Ah, I think the problem is simply that this piece of code in lowerBITCAST does not expect to be handling extending loads at all, and does the wrong thing for them. It probably just should verify this, and fall through to the rest of the code if the load is actually an extending one ...

This seems reasonable. We can change line 2794 to check isNormalLoad(N) and from my quick look at SystemZISelLowering it looks like Extended Loads have no direct realization.

jonpa added a comment.Apr 5 2017, 6:40 AM

Ah, I think the problem is simply that this piece of code in lowerBITCAST does not expect to be handling extending loads at all, and does the wrong thing for them. It probably just should verify this, and fall through to the rest of the code if the load is actually an extending one ...
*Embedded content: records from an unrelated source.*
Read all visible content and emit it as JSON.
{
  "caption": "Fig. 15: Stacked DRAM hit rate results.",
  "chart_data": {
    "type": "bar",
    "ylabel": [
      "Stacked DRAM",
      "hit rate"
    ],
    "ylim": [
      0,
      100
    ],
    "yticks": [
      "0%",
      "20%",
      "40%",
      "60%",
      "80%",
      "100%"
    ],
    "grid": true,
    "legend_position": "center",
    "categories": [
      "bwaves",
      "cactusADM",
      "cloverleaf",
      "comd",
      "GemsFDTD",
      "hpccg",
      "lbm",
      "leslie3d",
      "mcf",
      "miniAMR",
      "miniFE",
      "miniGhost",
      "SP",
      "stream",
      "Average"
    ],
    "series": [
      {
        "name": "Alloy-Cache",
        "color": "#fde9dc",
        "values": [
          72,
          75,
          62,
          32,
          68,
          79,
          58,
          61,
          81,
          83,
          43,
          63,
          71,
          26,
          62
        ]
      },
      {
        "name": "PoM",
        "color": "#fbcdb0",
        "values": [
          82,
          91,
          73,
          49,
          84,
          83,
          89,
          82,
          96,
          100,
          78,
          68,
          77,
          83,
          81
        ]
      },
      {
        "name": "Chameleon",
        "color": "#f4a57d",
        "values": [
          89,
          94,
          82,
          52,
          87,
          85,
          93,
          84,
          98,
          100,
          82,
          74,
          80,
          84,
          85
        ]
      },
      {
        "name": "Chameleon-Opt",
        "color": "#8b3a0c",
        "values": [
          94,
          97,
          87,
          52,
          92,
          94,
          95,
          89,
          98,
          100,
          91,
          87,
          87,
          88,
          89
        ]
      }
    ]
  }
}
This seems reasonable. We can change line 2794 to check isNormalLoad(N) and from my quick look at SystemZISelLowering it looks like Extended Loads have no direct realization.

Yes - I just tried

  • return DAG.getLoad(ResVT, DL, LoadN->getChain(), LoadN->getBasePtr(),
  • LoadN->getMemOperand());

+ if (LoadN->getExtensionType() == ISD::NON_EXTLOAD)
+ return DAG.getLoad(ResVT, DL, LoadN->getChain(), LoadN->getBasePtr(),
+ LoadN->getMemOperand());

And also had to add the -mcpu=zEC12 to the test (at least on my x86 laptop):
+; RUN: llc -mtriple=s390x-linux-gnu -mcpu=zEC12 -o - %s | FileCheck %s

We should basically not get a new Load SDNode if the load is extending.

/Jonas

jonpa added a comment.Apr 5 2017, 6:41 AM
-    return DAG.getLoad(ResVT, DL, LoadN->getChain(), LoadN->getBasePtr(),
-                       LoadN->getMemOperand());
+    if (LoadN->getExtensionType() == ISD::NON_EXTLOAD)
+      return DAG.getLoad(ResVT, DL, LoadN->getChain(), LoadN->getBasePtr(),
+                         LoadN->getMemOperand());

sorry - this is with formatting
niravd updated this revision to Diff 94231.Apr 5 2017, 8:00 AM

update to prevent extended / indexed loads from being merged with bitcast.

niravd retitled this revision from [SystemZ] Fix bitcast of load translation to preserve alignment. to [SystemZ] Prevent Merging Bitcast with non-normal loads.Apr 5 2017, 8:00 AM

Patch also updated test to remove undef input address. Looks right to me.

uweigand accepted this revision.Apr 5 2017, 8:20 AM

LGTM, thanks!

This revision is now accepted and ready to land.Apr 5 2017, 8:20 AM
This revision was automatically updated to reflect the committed changes.